2 3/4 cups all purpose flour
2 1/2 teaspoons baking soda
1 tablespoon plus 1/2 teaspoon ground ginger
1 teaspoon ground cinnamon
1/8 teaspoon ground cloves
1/2 teaspoon salt
1/2 cup (1 stick) unsalted butter, room temperature
1/2 cup plus 2 tablespoons sugar
2 large eggs
3/4 cup mild-flavored light molasses
1 1/3 cups cold water
Lemon glaze
1 3/4 cups powdered sugar
5 tablespoons fresh lemon juice
Whipped cream (optional)

Steps:

  • For gingerbread muffins:
  • Preheat oven to 350°F. Lightly butter 16 standard (1/3-cup) muffin cups. Whisk flour, baking soda, ginger, cinnamon, cloves and salt in medium bowl to blend.
  • Using electric mixer, beat unsalted butter and sugar in large bowl to blend. Add large eggs and beat to blend. Beat in light molasses. Add half of dry ingredients, beating until blended. Beat in remaining dry ingredients. Gradually add 1 1/3 cups cold water and beat until incorporated. Divide batter equally among 16 prepared muffin cups.

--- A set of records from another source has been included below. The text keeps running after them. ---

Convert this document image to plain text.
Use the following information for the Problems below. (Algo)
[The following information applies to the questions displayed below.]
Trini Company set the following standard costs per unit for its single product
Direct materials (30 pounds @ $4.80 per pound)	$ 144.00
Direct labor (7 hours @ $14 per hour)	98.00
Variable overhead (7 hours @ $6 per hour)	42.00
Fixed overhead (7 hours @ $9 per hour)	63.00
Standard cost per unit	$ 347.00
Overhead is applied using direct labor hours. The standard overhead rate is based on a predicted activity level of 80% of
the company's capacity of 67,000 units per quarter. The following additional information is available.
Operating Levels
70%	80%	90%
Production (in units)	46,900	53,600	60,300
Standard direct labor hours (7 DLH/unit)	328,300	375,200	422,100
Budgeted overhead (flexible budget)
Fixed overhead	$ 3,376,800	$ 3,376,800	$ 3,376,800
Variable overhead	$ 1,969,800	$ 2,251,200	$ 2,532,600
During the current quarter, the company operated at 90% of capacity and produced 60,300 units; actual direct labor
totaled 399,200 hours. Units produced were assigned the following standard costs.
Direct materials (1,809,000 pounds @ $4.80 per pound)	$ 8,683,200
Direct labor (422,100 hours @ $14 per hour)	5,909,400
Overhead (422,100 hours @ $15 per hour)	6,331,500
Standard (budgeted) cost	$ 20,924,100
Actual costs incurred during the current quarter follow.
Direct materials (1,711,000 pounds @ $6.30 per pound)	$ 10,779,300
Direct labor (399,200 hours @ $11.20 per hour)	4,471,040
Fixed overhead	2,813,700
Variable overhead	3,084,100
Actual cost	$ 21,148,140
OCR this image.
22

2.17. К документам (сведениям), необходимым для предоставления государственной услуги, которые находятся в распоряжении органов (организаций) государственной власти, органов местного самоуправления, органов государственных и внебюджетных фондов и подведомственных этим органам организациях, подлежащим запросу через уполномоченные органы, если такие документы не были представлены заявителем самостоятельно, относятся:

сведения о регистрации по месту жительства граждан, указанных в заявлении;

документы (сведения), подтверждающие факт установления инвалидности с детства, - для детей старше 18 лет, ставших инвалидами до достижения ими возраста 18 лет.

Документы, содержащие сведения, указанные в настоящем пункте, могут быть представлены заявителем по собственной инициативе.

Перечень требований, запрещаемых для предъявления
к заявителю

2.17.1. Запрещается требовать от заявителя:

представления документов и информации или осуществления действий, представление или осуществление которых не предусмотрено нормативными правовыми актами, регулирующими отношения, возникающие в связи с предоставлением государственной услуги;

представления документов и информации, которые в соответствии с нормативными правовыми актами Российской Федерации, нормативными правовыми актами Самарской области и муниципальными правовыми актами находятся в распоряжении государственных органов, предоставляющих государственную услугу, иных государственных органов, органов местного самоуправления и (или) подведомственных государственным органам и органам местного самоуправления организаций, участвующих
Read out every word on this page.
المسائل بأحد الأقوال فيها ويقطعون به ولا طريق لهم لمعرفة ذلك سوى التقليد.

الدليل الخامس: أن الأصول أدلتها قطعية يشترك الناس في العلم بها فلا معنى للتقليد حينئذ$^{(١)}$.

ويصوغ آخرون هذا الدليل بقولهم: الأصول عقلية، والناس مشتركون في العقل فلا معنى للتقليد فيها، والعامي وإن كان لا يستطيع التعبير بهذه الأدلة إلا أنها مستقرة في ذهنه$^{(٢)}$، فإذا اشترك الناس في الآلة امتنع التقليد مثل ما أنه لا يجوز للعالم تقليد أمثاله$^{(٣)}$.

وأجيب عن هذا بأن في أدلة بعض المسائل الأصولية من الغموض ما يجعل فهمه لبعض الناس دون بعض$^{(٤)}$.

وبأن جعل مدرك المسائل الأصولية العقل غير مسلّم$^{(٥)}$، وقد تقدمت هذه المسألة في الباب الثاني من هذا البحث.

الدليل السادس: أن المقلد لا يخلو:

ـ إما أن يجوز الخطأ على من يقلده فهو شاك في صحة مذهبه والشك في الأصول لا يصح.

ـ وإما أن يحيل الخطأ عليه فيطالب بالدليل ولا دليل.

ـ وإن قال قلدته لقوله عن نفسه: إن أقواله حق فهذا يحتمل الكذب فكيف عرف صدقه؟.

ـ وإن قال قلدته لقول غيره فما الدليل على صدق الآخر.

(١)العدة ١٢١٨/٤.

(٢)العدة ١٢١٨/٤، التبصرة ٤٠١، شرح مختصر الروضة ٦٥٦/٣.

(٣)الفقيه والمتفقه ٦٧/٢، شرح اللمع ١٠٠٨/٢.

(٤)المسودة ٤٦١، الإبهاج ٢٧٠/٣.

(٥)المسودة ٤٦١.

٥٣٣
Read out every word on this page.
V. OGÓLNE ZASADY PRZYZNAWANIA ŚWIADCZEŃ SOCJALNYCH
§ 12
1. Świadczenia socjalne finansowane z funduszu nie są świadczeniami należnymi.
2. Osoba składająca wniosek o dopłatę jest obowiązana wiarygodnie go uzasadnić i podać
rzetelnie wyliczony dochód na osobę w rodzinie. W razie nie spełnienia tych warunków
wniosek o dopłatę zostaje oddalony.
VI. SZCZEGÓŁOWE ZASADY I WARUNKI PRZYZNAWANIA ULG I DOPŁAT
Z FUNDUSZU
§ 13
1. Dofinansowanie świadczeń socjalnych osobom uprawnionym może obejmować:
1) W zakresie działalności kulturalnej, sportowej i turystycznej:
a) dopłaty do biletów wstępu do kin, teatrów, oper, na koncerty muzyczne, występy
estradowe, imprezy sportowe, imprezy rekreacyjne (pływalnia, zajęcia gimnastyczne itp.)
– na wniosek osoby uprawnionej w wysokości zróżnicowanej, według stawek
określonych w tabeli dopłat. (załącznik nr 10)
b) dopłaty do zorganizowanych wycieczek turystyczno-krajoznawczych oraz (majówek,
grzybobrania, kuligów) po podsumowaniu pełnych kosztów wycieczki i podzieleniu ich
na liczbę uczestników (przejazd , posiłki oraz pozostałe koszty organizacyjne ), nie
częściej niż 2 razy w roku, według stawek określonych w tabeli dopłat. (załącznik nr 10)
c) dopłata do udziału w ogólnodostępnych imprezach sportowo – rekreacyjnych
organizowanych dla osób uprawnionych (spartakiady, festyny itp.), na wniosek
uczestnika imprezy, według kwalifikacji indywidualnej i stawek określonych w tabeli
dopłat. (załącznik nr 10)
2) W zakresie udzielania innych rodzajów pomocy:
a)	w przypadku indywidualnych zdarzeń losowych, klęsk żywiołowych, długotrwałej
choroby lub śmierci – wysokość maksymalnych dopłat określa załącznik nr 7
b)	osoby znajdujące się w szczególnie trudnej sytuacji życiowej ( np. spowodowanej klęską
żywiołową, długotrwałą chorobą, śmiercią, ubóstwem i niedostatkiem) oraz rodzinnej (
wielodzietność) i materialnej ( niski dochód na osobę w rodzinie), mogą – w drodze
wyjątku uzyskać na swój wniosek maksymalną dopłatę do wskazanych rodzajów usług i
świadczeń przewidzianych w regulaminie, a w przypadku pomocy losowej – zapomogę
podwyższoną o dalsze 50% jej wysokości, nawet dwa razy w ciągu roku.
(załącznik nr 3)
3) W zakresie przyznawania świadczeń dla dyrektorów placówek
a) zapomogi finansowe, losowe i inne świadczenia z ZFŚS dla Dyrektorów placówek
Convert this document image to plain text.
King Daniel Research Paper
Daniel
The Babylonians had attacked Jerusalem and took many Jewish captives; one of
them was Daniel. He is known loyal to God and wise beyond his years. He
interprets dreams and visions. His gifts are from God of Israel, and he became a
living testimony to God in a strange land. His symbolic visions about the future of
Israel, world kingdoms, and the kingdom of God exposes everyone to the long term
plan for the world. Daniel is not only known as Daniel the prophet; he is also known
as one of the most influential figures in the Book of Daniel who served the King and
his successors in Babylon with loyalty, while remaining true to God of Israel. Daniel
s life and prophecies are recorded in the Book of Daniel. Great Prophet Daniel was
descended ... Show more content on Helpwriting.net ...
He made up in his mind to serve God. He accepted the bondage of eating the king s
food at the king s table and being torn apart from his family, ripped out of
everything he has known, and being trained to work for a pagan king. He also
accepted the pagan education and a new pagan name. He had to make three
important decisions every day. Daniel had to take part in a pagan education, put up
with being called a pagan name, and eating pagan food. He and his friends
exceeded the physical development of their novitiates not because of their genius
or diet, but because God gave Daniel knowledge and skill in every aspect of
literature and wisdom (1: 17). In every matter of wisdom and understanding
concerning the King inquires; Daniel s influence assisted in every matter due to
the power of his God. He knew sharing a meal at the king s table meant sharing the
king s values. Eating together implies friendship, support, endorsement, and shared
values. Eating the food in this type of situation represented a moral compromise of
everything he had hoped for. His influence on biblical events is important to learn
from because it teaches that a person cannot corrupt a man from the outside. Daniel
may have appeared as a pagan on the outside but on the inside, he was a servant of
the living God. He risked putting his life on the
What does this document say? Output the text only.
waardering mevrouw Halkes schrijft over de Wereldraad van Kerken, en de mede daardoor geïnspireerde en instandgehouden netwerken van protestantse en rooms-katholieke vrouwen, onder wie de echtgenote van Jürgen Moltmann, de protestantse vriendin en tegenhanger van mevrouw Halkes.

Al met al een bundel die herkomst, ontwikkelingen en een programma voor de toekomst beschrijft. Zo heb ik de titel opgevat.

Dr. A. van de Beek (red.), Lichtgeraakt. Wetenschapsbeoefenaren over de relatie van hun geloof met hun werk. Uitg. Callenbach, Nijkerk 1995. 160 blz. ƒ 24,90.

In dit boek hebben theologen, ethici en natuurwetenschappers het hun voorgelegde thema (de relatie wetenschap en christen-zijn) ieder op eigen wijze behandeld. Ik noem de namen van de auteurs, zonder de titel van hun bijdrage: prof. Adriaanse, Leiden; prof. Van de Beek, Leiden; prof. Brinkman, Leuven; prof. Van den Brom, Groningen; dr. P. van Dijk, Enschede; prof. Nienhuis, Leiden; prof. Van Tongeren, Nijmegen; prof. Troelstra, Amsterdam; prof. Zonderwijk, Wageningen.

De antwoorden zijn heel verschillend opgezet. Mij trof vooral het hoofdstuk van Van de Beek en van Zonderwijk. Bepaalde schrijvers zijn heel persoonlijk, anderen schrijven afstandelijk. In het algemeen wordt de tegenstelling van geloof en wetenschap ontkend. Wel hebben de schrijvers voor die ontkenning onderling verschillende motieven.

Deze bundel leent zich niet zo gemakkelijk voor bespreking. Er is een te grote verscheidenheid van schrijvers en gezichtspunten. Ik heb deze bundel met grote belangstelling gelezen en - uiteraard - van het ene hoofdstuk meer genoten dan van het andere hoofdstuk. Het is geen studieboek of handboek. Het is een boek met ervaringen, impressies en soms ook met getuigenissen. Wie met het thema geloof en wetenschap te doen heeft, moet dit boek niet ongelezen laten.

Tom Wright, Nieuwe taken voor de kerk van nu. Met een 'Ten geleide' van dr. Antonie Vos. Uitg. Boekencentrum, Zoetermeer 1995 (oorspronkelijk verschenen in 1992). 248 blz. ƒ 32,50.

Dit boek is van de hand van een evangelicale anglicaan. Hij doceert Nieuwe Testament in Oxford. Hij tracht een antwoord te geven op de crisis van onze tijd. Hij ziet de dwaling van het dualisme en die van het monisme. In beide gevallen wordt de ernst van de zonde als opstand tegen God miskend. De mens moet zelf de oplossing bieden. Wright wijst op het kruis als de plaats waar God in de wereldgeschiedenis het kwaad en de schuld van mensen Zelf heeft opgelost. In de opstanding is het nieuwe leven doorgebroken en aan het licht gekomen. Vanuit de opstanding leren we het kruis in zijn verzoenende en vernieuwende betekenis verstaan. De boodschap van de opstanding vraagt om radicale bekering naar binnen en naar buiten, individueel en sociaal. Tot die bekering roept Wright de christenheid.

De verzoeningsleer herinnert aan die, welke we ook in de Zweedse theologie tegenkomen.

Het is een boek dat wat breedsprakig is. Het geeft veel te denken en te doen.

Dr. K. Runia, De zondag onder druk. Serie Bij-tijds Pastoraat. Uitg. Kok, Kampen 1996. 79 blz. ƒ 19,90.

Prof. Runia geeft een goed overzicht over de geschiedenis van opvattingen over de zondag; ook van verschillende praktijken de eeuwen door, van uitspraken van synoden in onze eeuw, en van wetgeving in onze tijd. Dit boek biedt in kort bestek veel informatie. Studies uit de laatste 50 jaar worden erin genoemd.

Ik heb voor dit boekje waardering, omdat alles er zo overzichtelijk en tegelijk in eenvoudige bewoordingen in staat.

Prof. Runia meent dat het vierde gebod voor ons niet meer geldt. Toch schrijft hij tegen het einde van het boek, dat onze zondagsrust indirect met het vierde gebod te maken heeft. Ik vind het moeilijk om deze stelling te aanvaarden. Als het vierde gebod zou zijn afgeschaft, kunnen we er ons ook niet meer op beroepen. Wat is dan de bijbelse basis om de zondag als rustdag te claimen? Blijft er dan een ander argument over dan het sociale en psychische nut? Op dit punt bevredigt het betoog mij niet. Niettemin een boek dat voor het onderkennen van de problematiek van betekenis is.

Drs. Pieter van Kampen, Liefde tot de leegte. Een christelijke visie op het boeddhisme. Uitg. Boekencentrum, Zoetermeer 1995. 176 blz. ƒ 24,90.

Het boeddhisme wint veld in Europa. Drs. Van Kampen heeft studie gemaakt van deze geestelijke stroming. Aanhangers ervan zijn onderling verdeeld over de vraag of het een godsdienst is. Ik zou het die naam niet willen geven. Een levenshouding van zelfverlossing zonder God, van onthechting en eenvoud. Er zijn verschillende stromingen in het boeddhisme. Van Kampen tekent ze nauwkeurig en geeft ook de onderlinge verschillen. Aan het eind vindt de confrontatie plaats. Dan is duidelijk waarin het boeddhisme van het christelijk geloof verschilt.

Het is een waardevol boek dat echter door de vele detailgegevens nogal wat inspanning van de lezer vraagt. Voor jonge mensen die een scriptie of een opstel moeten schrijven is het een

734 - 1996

  • Bake gingerbread until tester inserted into center comes out clean, about 25 minutes. Transfer to rack and cool 10 minutes. Remove muffins from pan and place on rack over sheet of foil.
  • For lemon glaze:
  • Whisk powdered sugar and lemon juice in small bowl until smooth. Spoon lemon glaze over tops of warm muffins, using about 1 tablespoon glaze for each.
  • Serve muffins warm with whipped cream, if desired, or at room temperature.